- theatrical release poster
- Directed by: Nanda Kishore
- Written by: Yoganand Muddan (dialogues)
- Screenplay by: Tharun Sudhir Uday
- Produced by: Chikkaboramma
- Starring: Pradeep Nyra Banerjee K. Shivram
- Cinematography: Sudhakar S. Raj
- Edited by: K. M. Prakash
- Music by: Arjun Janya
- Production company: Inchara Film Factory
- Distributed by: Jack Manjunath (Mysore Talkies)
- Release date: 16 June 2017;
- Running time: 155 minutes
- Country: India
- Language: Kannada

= Tiger (2017 film) =

2017 Indian Kannada-language action film

Tiger is a 2017 Indian Kannada-language action film directed by Nanda Kishore and produced by Chikkaboramma under Inchara Film Factory. The film stars Pradeep, Nyra Banerjee and K. Shivram, alongside Om Puri, P. Ravishankar, Chikkanna and Sadhu Kokila. The music was composed by Arjun Janya, while the cinematography and editing were handled by Sudhakar S. Raj and K. M. Prakash.

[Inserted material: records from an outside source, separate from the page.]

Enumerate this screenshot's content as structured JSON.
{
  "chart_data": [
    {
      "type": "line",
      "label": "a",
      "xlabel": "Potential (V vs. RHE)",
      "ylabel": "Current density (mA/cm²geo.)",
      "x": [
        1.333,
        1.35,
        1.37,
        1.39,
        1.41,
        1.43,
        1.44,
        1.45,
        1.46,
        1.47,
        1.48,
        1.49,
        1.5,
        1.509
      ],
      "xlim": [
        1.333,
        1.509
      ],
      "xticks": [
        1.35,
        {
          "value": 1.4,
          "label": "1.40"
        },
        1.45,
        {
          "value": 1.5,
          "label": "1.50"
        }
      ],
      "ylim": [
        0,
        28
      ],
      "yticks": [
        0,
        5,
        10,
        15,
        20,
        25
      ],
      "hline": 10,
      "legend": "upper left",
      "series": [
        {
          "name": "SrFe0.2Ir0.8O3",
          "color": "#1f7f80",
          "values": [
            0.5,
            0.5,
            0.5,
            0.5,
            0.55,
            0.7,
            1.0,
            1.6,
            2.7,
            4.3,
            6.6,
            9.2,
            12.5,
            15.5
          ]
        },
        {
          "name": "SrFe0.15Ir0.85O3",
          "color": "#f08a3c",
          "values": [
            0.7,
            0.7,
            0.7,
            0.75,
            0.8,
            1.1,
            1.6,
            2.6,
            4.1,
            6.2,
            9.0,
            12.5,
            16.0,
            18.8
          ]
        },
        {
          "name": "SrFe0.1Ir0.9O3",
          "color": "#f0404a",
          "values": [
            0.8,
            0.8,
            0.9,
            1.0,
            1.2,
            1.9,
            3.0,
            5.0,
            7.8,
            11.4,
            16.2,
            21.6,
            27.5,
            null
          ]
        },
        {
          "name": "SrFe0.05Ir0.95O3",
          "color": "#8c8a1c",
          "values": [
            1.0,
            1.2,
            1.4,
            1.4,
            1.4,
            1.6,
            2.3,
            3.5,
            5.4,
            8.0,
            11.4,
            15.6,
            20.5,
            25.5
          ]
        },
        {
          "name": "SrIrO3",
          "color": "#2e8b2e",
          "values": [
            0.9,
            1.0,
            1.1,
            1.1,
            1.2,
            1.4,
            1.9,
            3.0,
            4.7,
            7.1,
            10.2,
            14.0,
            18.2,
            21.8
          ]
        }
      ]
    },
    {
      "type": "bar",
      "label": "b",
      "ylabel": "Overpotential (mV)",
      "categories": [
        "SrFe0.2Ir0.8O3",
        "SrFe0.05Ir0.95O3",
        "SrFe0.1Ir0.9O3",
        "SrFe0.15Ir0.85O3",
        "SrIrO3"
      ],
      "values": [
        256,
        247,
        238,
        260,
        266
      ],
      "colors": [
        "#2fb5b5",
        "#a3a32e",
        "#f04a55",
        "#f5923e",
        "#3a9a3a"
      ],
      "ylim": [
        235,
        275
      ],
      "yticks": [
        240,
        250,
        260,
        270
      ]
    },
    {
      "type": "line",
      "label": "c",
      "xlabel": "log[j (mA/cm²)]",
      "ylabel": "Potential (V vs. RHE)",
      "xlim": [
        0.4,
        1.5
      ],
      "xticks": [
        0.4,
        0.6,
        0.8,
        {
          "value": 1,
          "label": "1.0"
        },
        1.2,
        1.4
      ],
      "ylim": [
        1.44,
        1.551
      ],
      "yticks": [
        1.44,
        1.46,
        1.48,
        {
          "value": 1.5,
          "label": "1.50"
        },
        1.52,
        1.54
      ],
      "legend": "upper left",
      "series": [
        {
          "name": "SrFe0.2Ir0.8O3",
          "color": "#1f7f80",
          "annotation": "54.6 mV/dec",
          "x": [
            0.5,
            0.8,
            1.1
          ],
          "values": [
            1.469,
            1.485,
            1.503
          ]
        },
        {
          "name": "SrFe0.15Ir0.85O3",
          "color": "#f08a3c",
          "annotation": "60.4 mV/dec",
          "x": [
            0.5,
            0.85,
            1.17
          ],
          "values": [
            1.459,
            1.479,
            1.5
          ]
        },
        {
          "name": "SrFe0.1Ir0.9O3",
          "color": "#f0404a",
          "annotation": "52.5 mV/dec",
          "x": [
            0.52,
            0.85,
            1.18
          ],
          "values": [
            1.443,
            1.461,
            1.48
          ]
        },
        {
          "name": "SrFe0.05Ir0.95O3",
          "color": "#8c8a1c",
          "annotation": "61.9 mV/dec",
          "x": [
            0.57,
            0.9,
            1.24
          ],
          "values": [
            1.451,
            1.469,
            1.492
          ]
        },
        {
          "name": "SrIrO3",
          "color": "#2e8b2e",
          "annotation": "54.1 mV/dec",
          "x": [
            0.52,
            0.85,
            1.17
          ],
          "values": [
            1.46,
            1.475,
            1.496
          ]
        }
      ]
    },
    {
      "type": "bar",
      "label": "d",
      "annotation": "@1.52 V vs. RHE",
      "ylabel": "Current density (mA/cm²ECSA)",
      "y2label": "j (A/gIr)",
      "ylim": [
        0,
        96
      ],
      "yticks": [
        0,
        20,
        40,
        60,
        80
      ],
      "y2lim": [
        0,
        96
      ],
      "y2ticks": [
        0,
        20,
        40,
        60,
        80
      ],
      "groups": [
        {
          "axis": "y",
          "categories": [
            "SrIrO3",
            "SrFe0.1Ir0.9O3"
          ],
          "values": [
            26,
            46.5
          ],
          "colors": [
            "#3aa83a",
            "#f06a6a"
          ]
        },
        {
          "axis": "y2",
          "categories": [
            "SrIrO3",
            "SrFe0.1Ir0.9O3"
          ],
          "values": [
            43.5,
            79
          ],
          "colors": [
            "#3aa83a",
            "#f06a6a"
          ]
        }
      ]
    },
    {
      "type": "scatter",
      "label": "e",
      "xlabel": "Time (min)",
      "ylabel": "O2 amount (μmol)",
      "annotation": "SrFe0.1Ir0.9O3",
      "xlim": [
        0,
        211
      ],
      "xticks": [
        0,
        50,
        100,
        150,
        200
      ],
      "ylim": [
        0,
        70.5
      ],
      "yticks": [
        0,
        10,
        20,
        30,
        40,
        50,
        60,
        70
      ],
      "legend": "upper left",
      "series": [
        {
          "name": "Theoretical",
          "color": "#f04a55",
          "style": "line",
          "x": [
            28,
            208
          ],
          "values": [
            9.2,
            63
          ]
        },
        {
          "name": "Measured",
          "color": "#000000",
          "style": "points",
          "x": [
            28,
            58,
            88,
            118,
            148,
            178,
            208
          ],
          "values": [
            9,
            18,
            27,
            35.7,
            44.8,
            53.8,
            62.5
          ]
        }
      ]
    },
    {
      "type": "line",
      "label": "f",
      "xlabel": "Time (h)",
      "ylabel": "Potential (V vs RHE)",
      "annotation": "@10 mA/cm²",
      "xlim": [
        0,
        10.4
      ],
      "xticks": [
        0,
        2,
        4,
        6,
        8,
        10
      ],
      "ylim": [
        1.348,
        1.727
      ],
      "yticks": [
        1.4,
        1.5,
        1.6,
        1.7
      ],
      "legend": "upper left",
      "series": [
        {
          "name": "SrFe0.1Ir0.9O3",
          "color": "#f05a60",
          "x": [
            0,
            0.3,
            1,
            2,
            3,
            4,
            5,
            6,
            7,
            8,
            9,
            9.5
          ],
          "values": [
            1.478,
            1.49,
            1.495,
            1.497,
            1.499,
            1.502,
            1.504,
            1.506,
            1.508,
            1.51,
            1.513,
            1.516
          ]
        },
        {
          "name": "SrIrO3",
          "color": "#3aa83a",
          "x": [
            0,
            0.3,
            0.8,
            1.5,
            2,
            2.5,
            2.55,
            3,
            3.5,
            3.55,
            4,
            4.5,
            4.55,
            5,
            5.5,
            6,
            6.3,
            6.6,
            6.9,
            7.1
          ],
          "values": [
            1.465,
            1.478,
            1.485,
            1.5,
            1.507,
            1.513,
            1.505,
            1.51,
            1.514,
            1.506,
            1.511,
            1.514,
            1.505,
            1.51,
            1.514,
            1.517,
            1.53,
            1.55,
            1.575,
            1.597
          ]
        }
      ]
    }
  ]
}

Tiger was released on 16 June 2017. The film was dubbed in Hindi as Policewale ki Jung.

==Plot==
The movie Tiger is a Kannada action packed thriller film led by the young star Pradeep (protagonist) who dreams to become a police officer which is against the wish of his father played by the well known actor and also a very famous Ex IAS officer K Shivram. Why is the father against the wish and the dream of his son is the crux of the story.

==Production==
In August 2014 Pradeep, Tharun Kishore Sudhir and Nanda Kishore Decided to a project together. Tharun kishore Sudhir wrote the script just for Pradeep and his elder brother Nanda Kishora decided to Direct. The film was started under the banner of Inchara Film Factory which produced its first film under the producer Smt. Chikkaboramma. This is the last appearance of the Indian actor Om Puri on a Kannada film before his death.

==Soundtrack==
Arjun Janya has composed the soundtrack and background music for the film. The soundtrack album consists of six songs. Lyrics for the tracks were written by V. Nagendra Prasad, Yogaraj Bhat, Yoganand Muddan and Lokesh Krishna. Deciding to tie up with a music label the producers released the album in November 2016 under Lahari Music company. The audio was released by the Ex chief minister of Karnataka Shri B. S. Yeddyurappa.

| No. | Title | Artist(s) | Length |
|---|---|---|---|
| 1. | "Tiger Tiger" | Sudeepa | 4:03 |
| 2. | "Beladingla Ratri" | Sonu Nigam, Anuradha Bhat | 3:59 |
| 3. | "Tinnada Unnada" | Vijay Prakash | 4:05 |
| 4. | "Item Song Agbeku Ban" | Manjula Gururaj | 4:15 |
| 5. | "Ganapathi Jai" | Shankar Mahadevan | 4:42 |
| 6. | "Bottom Of My Heart" | Sunil Raoh, Priyanka | 2:52 |

==Reception==
A critic from Cinema Express wrote that "Go for Tiger, if you are one of those who enjoy mass entertainers". A critic from The Times of India rated the film three out of five and wrote that "This film can interest those who like the old school brand of commercial cinema. Though, take enough snacks along as the film's length is a tad longer than it should have ideally been". A critic from Bangalore Mirror wrote that "Tiger is a comeback for both Pradeep and retired IAS officer".